The FBI is depending largely on its first-ever recording of a blood initiation ceremony for new Mafia members to win its case against 21 reputed organized-crime figures named in newly unsealed indictments.
"It should lay to rest once and for all any doubts that La Cosa Nostra is a figment of law enforcement imagination," Attorney General Richard Thornburgh said, announcing the indictments at a news conference.Thornburgh said the FBI had driven a "stake in the heart" of the crime family headed by reputed New England mob boss Raymond "Junior" Patriarca, by seizing at least 15 of the 21 suspects, including Patriarca.
But federal agents also warned that organized-crime members in other cities might try to kill Patriarca and other New England Mafia leaders over their unwitting revelation of the ceremony, reports said Tuesday.

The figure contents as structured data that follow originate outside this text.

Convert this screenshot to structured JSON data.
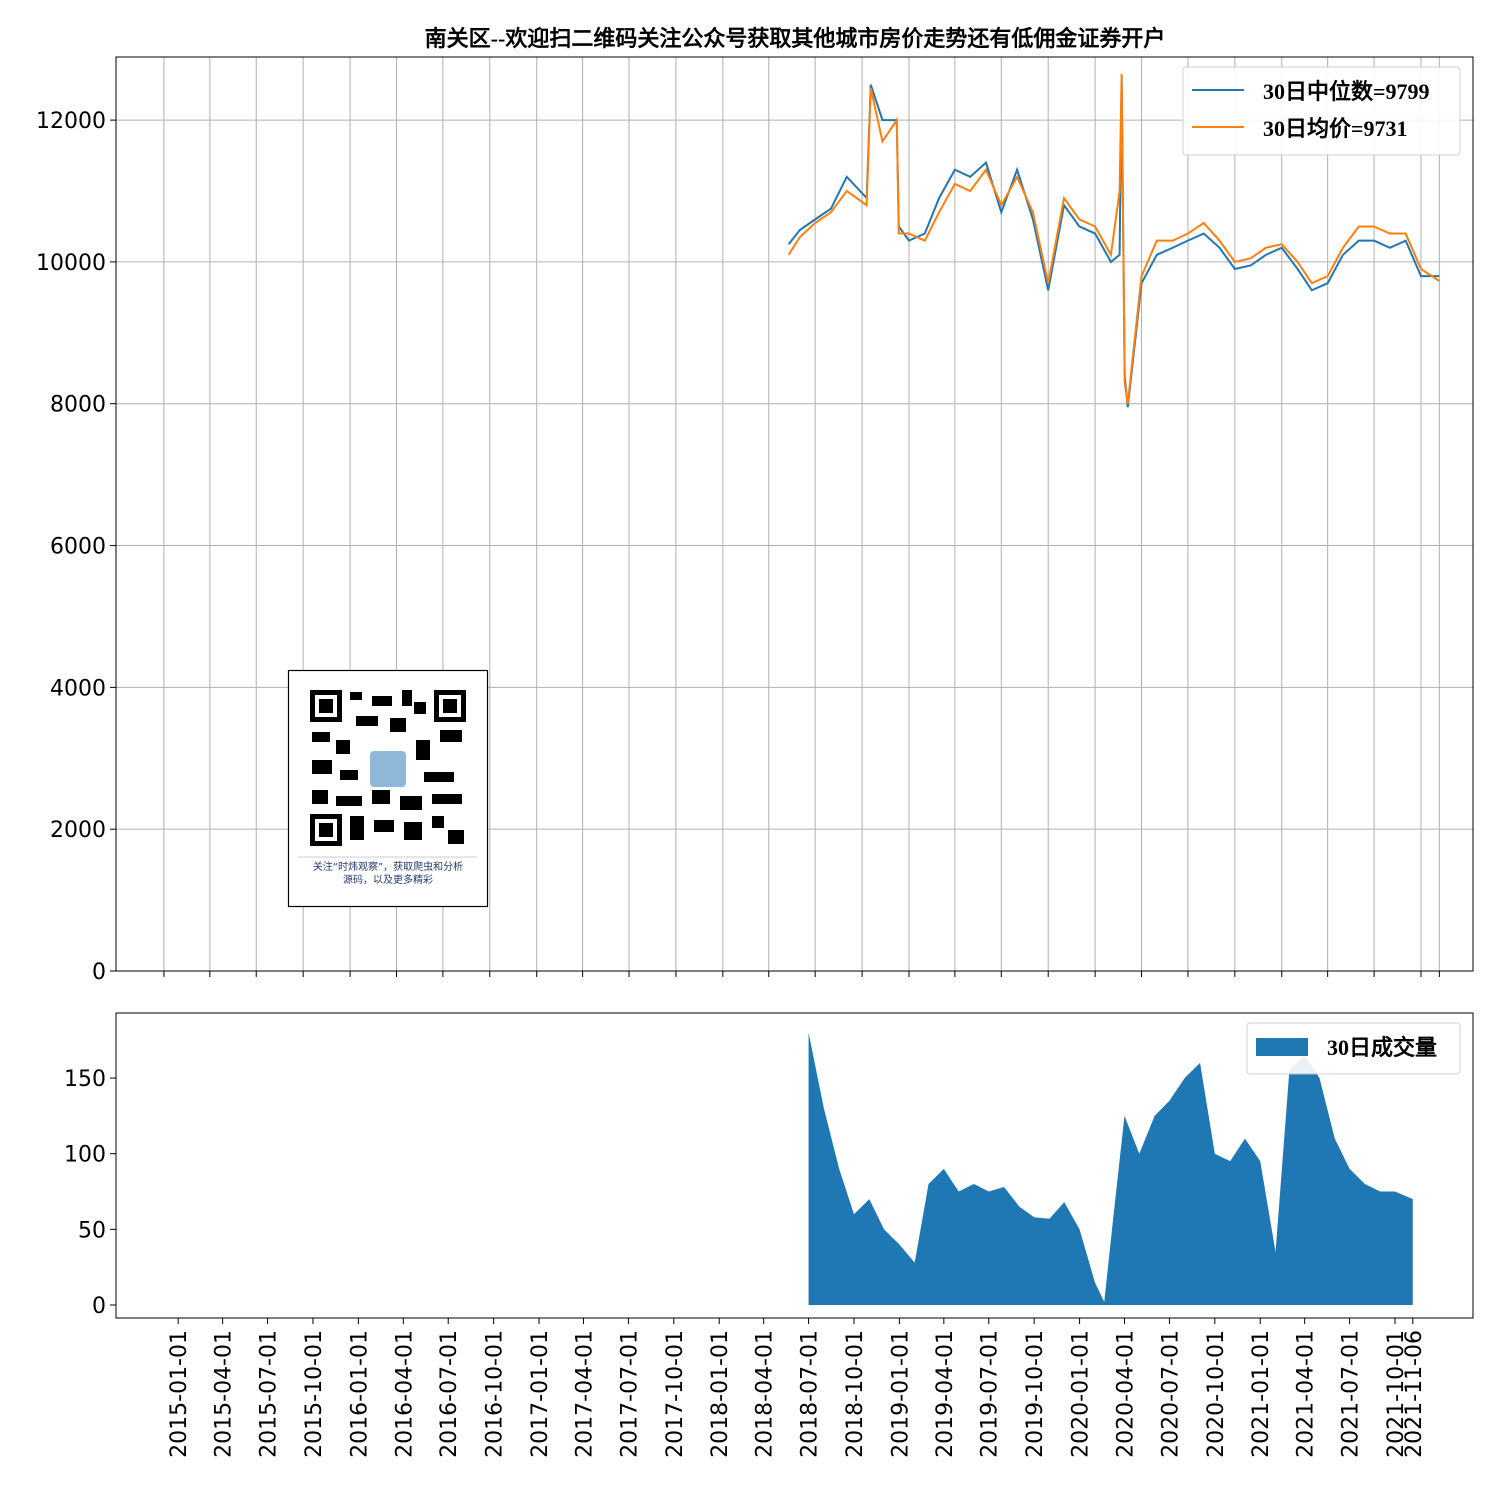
{
  "chart_data": [
    {
      "type": "line",
      "title": "南关区--欢迎扫二维码关注公众号获取其他城市房价走势还有低佣金证券开户",
      "annotation": [
        "关注“时炜观察”，获取爬虫和分析",
        "源码，以及更多精彩"
      ],
      "x": [
        "2018-05-10",
        "2018-06-01",
        "2018-07-01",
        "2018-08-01",
        "2018-09-01",
        "2018-10-10",
        "2018-10-18",
        "2018-11-10",
        "2018-12-08",
        "2018-12-12",
        "2019-01-01",
        "2019-02-01",
        "2019-03-01",
        "2019-04-01",
        "2019-05-01",
        "2019-06-01",
        "2019-07-01",
        "2019-08-01",
        "2019-09-01",
        "2019-10-01",
        "2019-11-01",
        "2019-12-01",
        "2020-01-01",
        "2020-02-01",
        "2020-02-18",
        "2020-02-22",
        "2020-02-28",
        "2020-03-05",
        "2020-04-01",
        "2020-05-01",
        "2020-06-01",
        "2020-07-01",
        "2020-08-01",
        "2020-09-01",
        "2020-10-01",
        "2020-11-01",
        "2020-12-01",
        "2021-01-01",
        "2021-02-01",
        "2021-03-01",
        "2021-04-01",
        "2021-05-01",
        "2021-06-01",
        "2021-07-01",
        "2021-08-01",
        "2021-09-01",
        "2021-10-01",
        "2021-11-06"
      ],
      "series": [
        {
          "name": "30日中位数=9799",
          "color": "#1f77b4",
          "values": [
            10250,
            10450,
            10600,
            10750,
            11200,
            10900,
            12500,
            12000,
            12000,
            10500,
            10300,
            10400,
            10900,
            11300,
            11200,
            11400,
            10700,
            11300,
            10600,
            9600,
            10800,
            10500,
            10400,
            10000,
            10100,
            12600,
            8400,
            7950,
            9700,
            10100,
            10200,
            10300,
            10400,
            10200,
            9900,
            9950,
            10100,
            10200,
            9900,
            9600,
            9700,
            10100,
            10300,
            10300,
            10200,
            10300,
            9800,
            9799
          ]
        },
        {
          "name": "30日均价=9731",
          "color": "#ff7f0e",
          "values": [
            10100,
            10350,
            10550,
            10700,
            11000,
            10800,
            12450,
            11700,
            12000,
            10400,
            10400,
            10300,
            10700,
            11100,
            11000,
            11300,
            10800,
            11200,
            10700,
            9700,
            10900,
            10600,
            10500,
            10100,
            11000,
            12650,
            8300,
            8000,
            9800,
            10300,
            10300,
            10400,
            10550,
            10300,
            10000,
            10050,
            10200,
            10250,
            10000,
            9700,
            9800,
            10200,
            10500,
            10500,
            10400,
            10400,
            9900,
            9731
          ]
        }
      ],
      "xlim": [
        "2014-09-29",
        "2022-01-11"
      ],
      "xticks": [
        "2015-01-01",
        "2015-04-01",
        "2015-07-01",
        "2015-10-01",
        "2016-01-01",
        "2016-04-01",
        "2016-07-01",
        "2016-10-01",
        "2017-01-01",
        "2017-04-01",
        "2017-07-01",
        "2017-10-01",
        "2018-01-01",
        "2018-04-01",
        "2018-07-01",
        "2018-10-01",
        "2019-01-01",
        "2019-04-01",
        "2019-07-01",
        "2019-10-01",
        "2020-01-01",
        "2020-04-01",
        "2020-07-01",
        "2020-10-01",
        "2021-01-01",
        "2021-04-01",
        "2021-07-01",
        "2021-10-01",
        "2021-11-06"
      ],
      "ylim": [
        0,
        12890
      ],
      "yticks": [
        0,
        2000,
        4000,
        6000,
        8000,
        10000,
        12000
      ],
      "grid": true,
      "legend": "upper right"
    },
    {
      "type": "area",
      "x": [
        "2018-07-01",
        "2018-08-01",
        "2018-09-01",
        "2018-10-01",
        "2018-11-01",
        "2018-12-01",
        "2019-01-01",
        "2019-02-01",
        "2019-03-01",
        "2019-04-01",
        "2019-05-01",
        "2019-06-01",
        "2019-07-01",
        "2019-08-01",
        "2019-09-01",
        "2019-10-01",
        "2019-11-01",
        "2019-12-01",
        "2020-01-01",
        "2020-02-01",
        "2020-02-20",
        "2020-03-10",
        "2020-04-01",
        "2020-05-01",
        "2020-06-01",
        "2020-07-01",
        "2020-08-01",
        "2020-09-01",
        "2020-10-01",
        "2020-11-01",
        "2020-12-01",
        "2021-01-01",
        "2021-02-01",
        "2021-03-01",
        "2021-04-01",
        "2021-05-01",
        "2021-06-01",
        "2021-07-01",
        "2021-08-01",
        "2021-09-01",
        "2021-10-01",
        "2021-11-06"
      ],
      "series": [
        {
          "name": "30日成交量",
          "color": "#1f77b4",
          "values": [
            180,
            130,
            90,
            60,
            70,
            50,
            40,
            28,
            80,
            90,
            75,
            80,
            75,
            78,
            65,
            58,
            57,
            68,
            50,
            15,
            2,
            60,
            125,
            100,
            125,
            135,
            150,
            160,
            100,
            95,
            110,
            95,
            35,
            155,
            165,
            150,
            110,
            90,
            80,
            75,
            75,
            70
          ]
        }
      ],
      "xlim": [
        "2014-08-28",
        "2022-03-08"
      ],
      "xticks": [
        "2015-01-01",
        "2015-04-01",
        "2015-07-01",
        "2015-10-01",
        "2016-01-01",
        "2016-04-01",
        "2016-07-01",
        "2016-10-01",
        "2017-01-01",
        "2017-04-01",
        "2017-07-01",
        "2017-10-01",
        "2018-01-01",
        "2018-04-01",
        "2018-07-01",
        "2018-10-01",
        "2019-01-01",
        "2019-04-01",
        "2019-07-01",
        "2019-10-01",
        "2020-01-01",
        "2020-04-01",
        "2020-07-01",
        "2020-10-01",
        "2021-01-01",
        "2021-04-01",
        "2021-07-01",
        "2021-10-01",
        "2021-11-06"
      ],
      "ylim": [
        -8.6,
        193
      ],
      "yticks": [
        0,
        50,
        100,
        150
      ],
      "grid": false,
      "legend": "upper right"
    }
  ]
}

"They have made a monumental mistake," Thomas Hughes, director of the city FBI office told the Boston Herald. "La Cosa Nostra has hit - murdered - people for much less than allowing the FBI to eavesdrop on an induction ceremony for new members."
The induction rite, mentioned in each of the indictments unsealed Monday, was recorded by an FBI bug last Oct. 29 at a house in Medford, Mass., agents said. Seventeen members of Patriarca's organization were in attendance.
The suspected mobsters were named in three indictments listing 113 separate counts, including murder, extortion, kidnapping, illegal gambling and drug running, Thornburgh said.
According to government documents, Patriarca presided over the ceremony which included drawing blood from the inductees' trigger fingers. Boston's Biagio DiGiacomo began it, saying, "In honor of the family, the family is open."
He then administered, in Italian, the following oath to each of the soldiers: "I want to enter into this organization to protect my family and to protect all my friends. I swear not to divulge this secret and to obey, with love and silence."